Never in my lifetime has a presidential election been won in good measure because the candidate ran against the media! How amazing is that? It may very well happen again.
The answer to the problem is going to be complicated, since the media is almost indistinguishable from the political parties, and those shaping society. It would all have to be dismantled and discredited, and for that to happen, I'm afraid a lot more pain and anguish is coming.
Absolutely right, and I'm concerned that younger generation users of social platforms see the "News" heading and assume that everything under that heading is fact. Hopefully we're raising critical thinkers.
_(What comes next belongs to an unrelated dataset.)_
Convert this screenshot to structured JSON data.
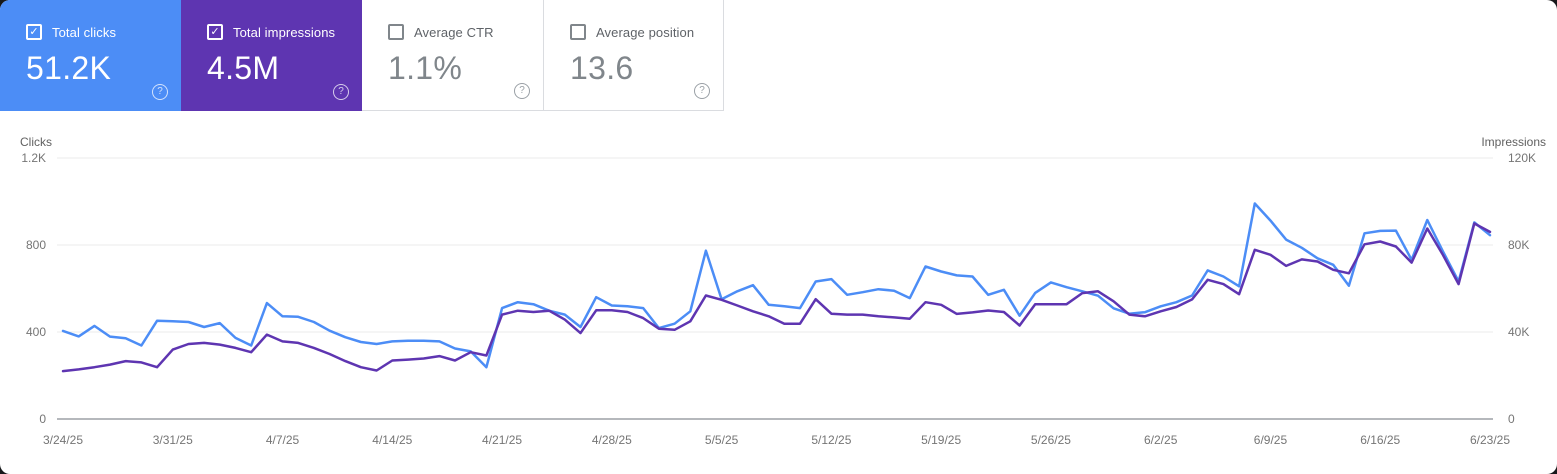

Well, I've tried in my case. I'd like to think that others have too, but I'm afraid too many parents have abdicated many of those types of responsibilities to the schools. The ones who are aware of what is going certainly try to instill some level of critical thinking in their children, but those parents who basically think it's the school's job to educate, well, I'm afraid there's lots of them. In other words, the parents aren't great at critical thinking themselves.
The problem is, critical thinking might not get you where you want to go, either. Knowing what's true doesn't mean that everything is going to fall in line. It generally makes you an outsider, especially when it comes to elections or party affiliations or anything political. Too many are voting against something else, or voting with their emotions. Critical thinking is largely thrown out the window.